Comment naît et quand devient-elle Fontina

Les vrais « artisans » de la Fontina sont les pâturages de montagne de la région Vallée d'Aoste et les bovines de race autochtone : pie rouge, pie noire, châtaigne qui jouent un rôle incontournable, suite à leur capacité de valoriser l'herbe des pâturages alpins et le foin des prairies naturelles.

Le rapport têtes de bétail/pâturages est géré et surveillé constamment par l'homme qui, selon une séquence et un calendrier préétablis, organise les déplacements du bétail dans les alpages.

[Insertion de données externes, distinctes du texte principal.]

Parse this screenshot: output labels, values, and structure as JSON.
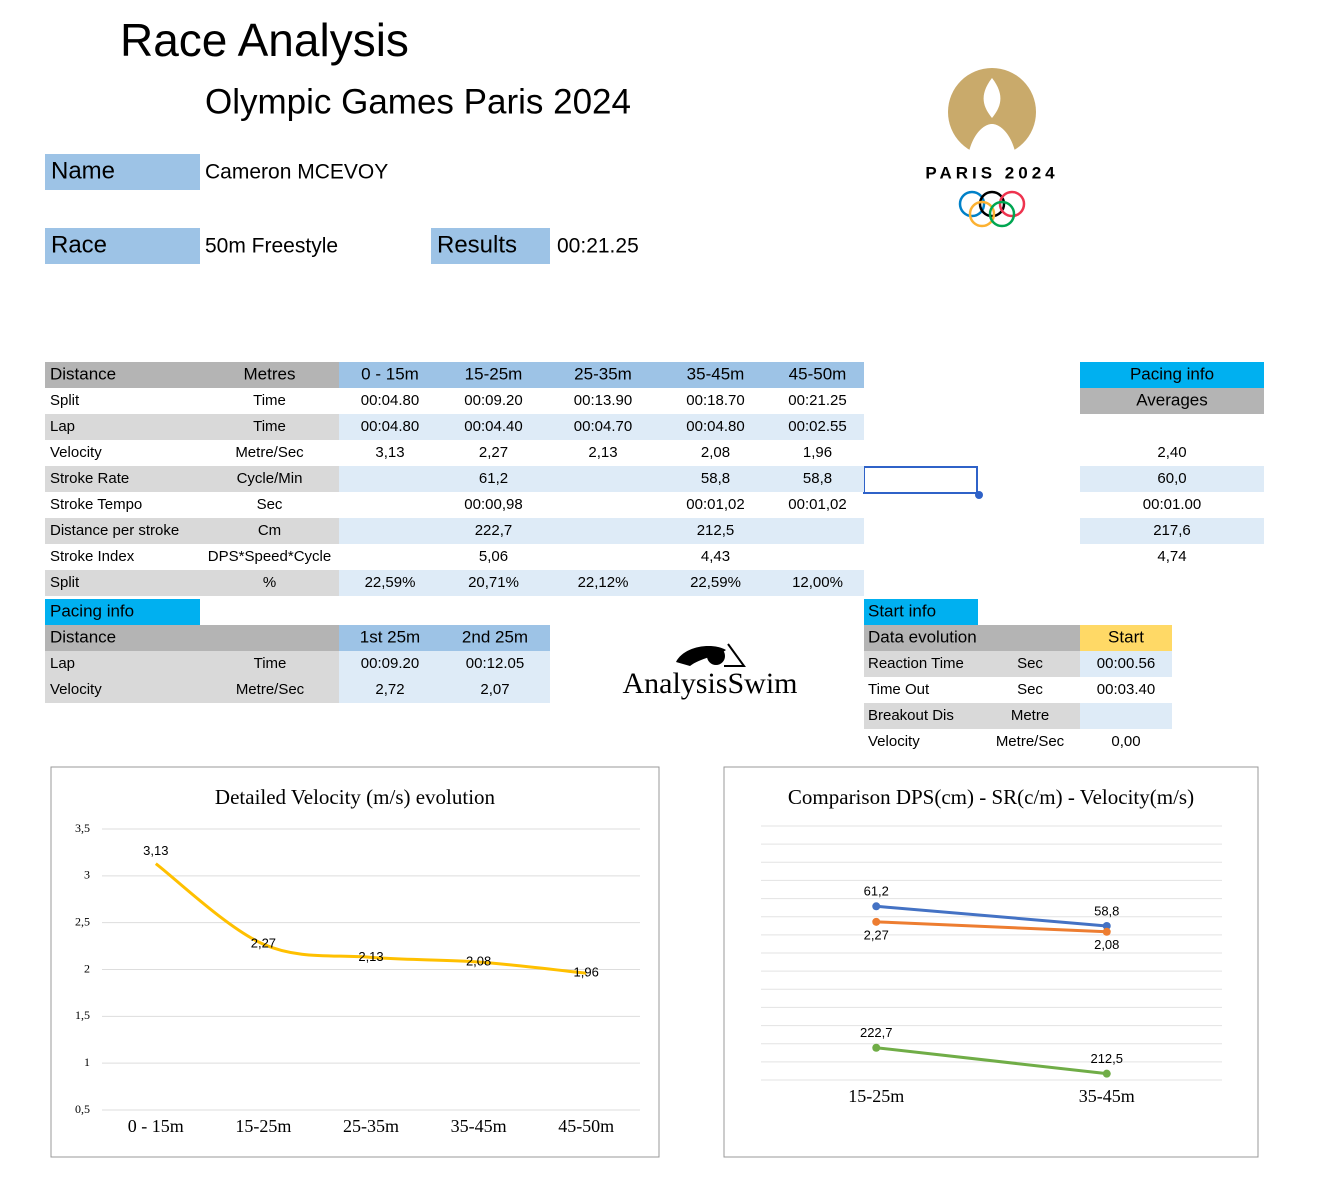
{
  "header": {
    "title": "Race Analysis",
    "subtitle": "Olympic Games Paris 2024"
  },
  "info": {
    "name_label": "Name",
    "name": "Cameron MCEVOY",
    "race_label": "Race",
    "race": "50m Freestyle",
    "results_label": "Results",
    "results": "00:21.25"
  },
  "logo": {
    "text": "PARIS 2024",
    "brand": "AnalysisSwim"
  },
  "main_table": {
    "header": [
      "Distance",
      "Metres",
      "0 - 15m",
      "15-25m",
      "25-35m",
      "35-45m",
      "45-50m"
    ],
    "rows": [
      [
        "Split",
        "Time",
        "00:04.80",
        "00:09.20",
        "00:13.90",
        "00:18.70",
        "00:21.25"
      ],
      [
        "Lap",
        "Time",
        "00:04.80",
        "00:04.40",
        "00:04.70",
        "00:04.80",
        "00:02.55"
      ],
      [
        "Velocity",
        "Metre/Sec",
        "3,13",
        "2,27",
        "2,13",
        "2,08",
        "1,96"
      ],
      [
        "Stroke Rate",
        "Cycle/Min",
        null,
        "61,2",
        null,
        "58,8",
        "58,8"
      ],
      [
        "Stroke Tempo",
        "Sec",
        null,
        "00:00,98",
        null,
        "00:01,02",
        "00:01,02"
      ],
      [
        "Distance per stroke",
        "Cm",
        null,
        "222,7",
        null,
        "212,5",
        null
      ],
      [
        "Stroke Index",
        "DPS*Speed*Cycle",
        null,
        "5,06",
        null,
        "4,43",
        null
      ],
      [
        "Split",
        "%",
        "22,59%",
        "20,71%",
        "22,12%",
        "22,59%",
        "12,00%"
      ]
    ]
  },
  "averages": {
    "title": "Pacing info",
    "subtitle": "Averages",
    "values": [
      "2,40",
      "60,0",
      "00:01.00",
      "217,6",
      "4,74"
    ]
  },
  "pacing_table": {
    "title": "Pacing info",
    "header": [
      "Distance",
      "1st 25m",
      "2nd 25m"
    ],
    "rows": [
      [
        "Lap",
        "Time",
        "00:09.20",
        "00:12.05"
      ],
      [
        "Velocity",
        "Metre/Sec",
        "2,72",
        "2,07"
      ]
    ]
  },
  "start_table": {
    "title": "Start info",
    "header": [
      "Data evolution",
      "Start"
    ],
    "rows": [
      [
        "Reaction Time",
        "Sec",
        "00:00.56"
      ],
      [
        "Time Out",
        "Sec",
        "00:03.40"
      ],
      [
        "Breakout Dis",
        "Metre",
        null
      ],
      [
        "Velocity",
        "Metre/Sec",
        "0,00"
      ]
    ]
  },
  "chart_data": [
    {
      "type": "line",
      "title": "Detailed Velocity (m/s)  evolution",
      "categories": [
        "0 - 15m",
        "15-25m",
        "25-35m",
        "35-45m",
        "45-50m"
      ],
      "values": [
        3.13,
        2.27,
        2.13,
        2.08,
        1.96
      ],
      "value_labels": [
        "3,13",
        "2,27",
        "2,13",
        "2,08",
        "1,96"
      ],
      "color": "#ffc000",
      "ylim": [
        0.5,
        3.5
      ],
      "yticks": [
        {
          "value": 0.5,
          "label": "0,5"
        },
        1,
        {
          "value": 1.5,
          "label": "1,5"
        },
        2,
        {
          "value": 2.5,
          "label": "2,5"
        },
        3,
        {
          "value": 3.5,
          "label": "3,5"
        }
      ],
      "grid": true
    },
    {
      "type": "line",
      "title": "Comparison DPS(cm) - SR(c/m) - Velocity(m/s)",
      "categories": [
        "15-25m",
        "35-45m"
      ],
      "grid": true,
      "series": [
        {
          "color": "#4472c4",
          "values": [
            61.2,
            58.8
          ],
          "value_labels": [
            "61,2",
            "58,8"
          ],
          "ylim": [
            40,
            71
          ]
        },
        {
          "color": "#ed7d31",
          "values": [
            2.27,
            2.08
          ],
          "value_labels": [
            "2,27",
            "2,08"
          ],
          "ylim": [
            -0.75,
            4.1
          ]
        },
        {
          "color": "#70ad47",
          "values": [
            222.7,
            212.5
          ],
          "value_labels": [
            "222,7",
            "212,5"
          ],
          "ylim": [
            210,
            310
          ]
        }
      ]
    }
  ]
}
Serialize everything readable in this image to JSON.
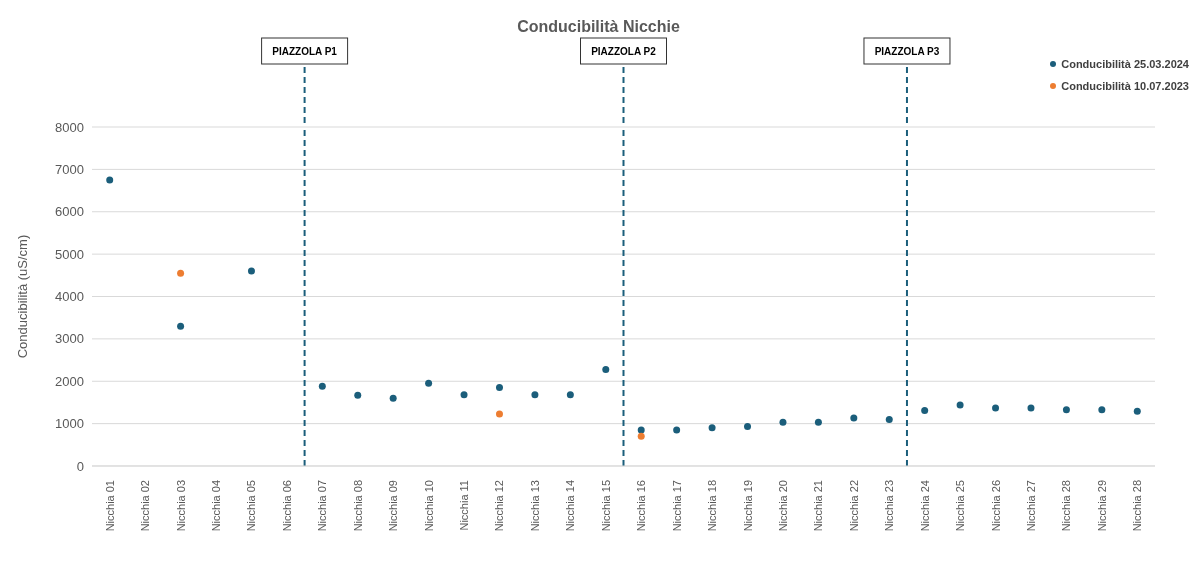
{
  "chart_data": {
    "type": "scatter",
    "title": "Conducibilità Nicchie",
    "ylabel": "Conducibilità (uS/cm)",
    "categories": [
      "Nicchia 01",
      "Nicchia 02",
      "Nicchia 03",
      "Nicchia 04",
      "Nicchia 05",
      "Nicchia 06",
      "Nicchia 07",
      "Nicchia 08",
      "Nicchia 09",
      "Nicchia 10",
      "Nicchia 11",
      "Nicchia 12",
      "Nicchia 13",
      "Nicchia 14",
      "Nicchia 15",
      "Nicchia 16",
      "Nicchia 17",
      "Nicchia 18",
      "Nicchia 19",
      "Nicchia 20",
      "Nicchia 21",
      "Nicchia 22",
      "Nicchia 23",
      "Nicchia 24",
      "Nicchia 25",
      "Nicchia 26",
      "Nicchia 27",
      "Nicchia 28",
      "Nicchia 29",
      "Nicchia 28"
    ],
    "series": [
      {
        "name": "Conducibilità 25.03.2024",
        "color": "#1b5e7b",
        "values": [
          6750,
          null,
          3300,
          null,
          4600,
          null,
          1880,
          1670,
          1600,
          1950,
          1680,
          1850,
          1680,
          1680,
          2280,
          850,
          850,
          900,
          930,
          1030,
          1030,
          1130,
          1100,
          1310,
          1440,
          1370,
          1370,
          1330,
          1330,
          1290
        ]
      },
      {
        "name": "Conducibilità 10.07.2023",
        "color": "#ed7d31",
        "values": [
          null,
          null,
          4550,
          null,
          null,
          null,
          null,
          null,
          null,
          null,
          null,
          1230,
          null,
          null,
          null,
          700,
          null,
          null,
          null,
          null,
          null,
          null,
          null,
          null,
          null,
          null,
          null,
          null,
          null,
          null
        ]
      }
    ],
    "ylim": [
      0,
      8000
    ],
    "yticks": [
      0,
      1000,
      2000,
      3000,
      4000,
      5000,
      6000,
      7000,
      8000
    ],
    "grid": "y",
    "legend": "top right",
    "marker": "circle",
    "ref_lines": [
      {
        "axis": "x",
        "value": "Nicchia 06",
        "label": "PIAZZOLA P1",
        "color": "#1b5e7b",
        "line_style": "dashed"
      },
      {
        "axis": "x",
        "value": "Nicchia 15",
        "label": "PIAZZOLA P2",
        "color": "#1b5e7b",
        "line_style": "dashed"
      },
      {
        "axis": "x",
        "value": "Nicchia 23",
        "label": "PIAZZOLA P3",
        "color": "#1b5e7b",
        "line_style": "dashed"
      }
    ]
  }
}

La production de lait des bovines valdôtaines varie au gré des saisons, une quantité de lait inférieure par rapport à celle d'autres races, mais dont la qualité est énormément supérieure. Le régime alimentaire des vaches à lait, composé essentiellement d'essences alpines, détermine également le contenu nutritionnel du lait qui varie légèrement entre l'été et l'hiver.

Le procédé de fabrication, selon les dispositions du cahier des charges de production de l'AOP, ne modifie pas les caractéristiques du lait après la traite, qui demeurent inaltérées dans le fromage. Le lait est caséifié quelques heures après la traite, deux fois par jour, à la T° de 36°, en utilisant, pour la coagulation, la présure de veau.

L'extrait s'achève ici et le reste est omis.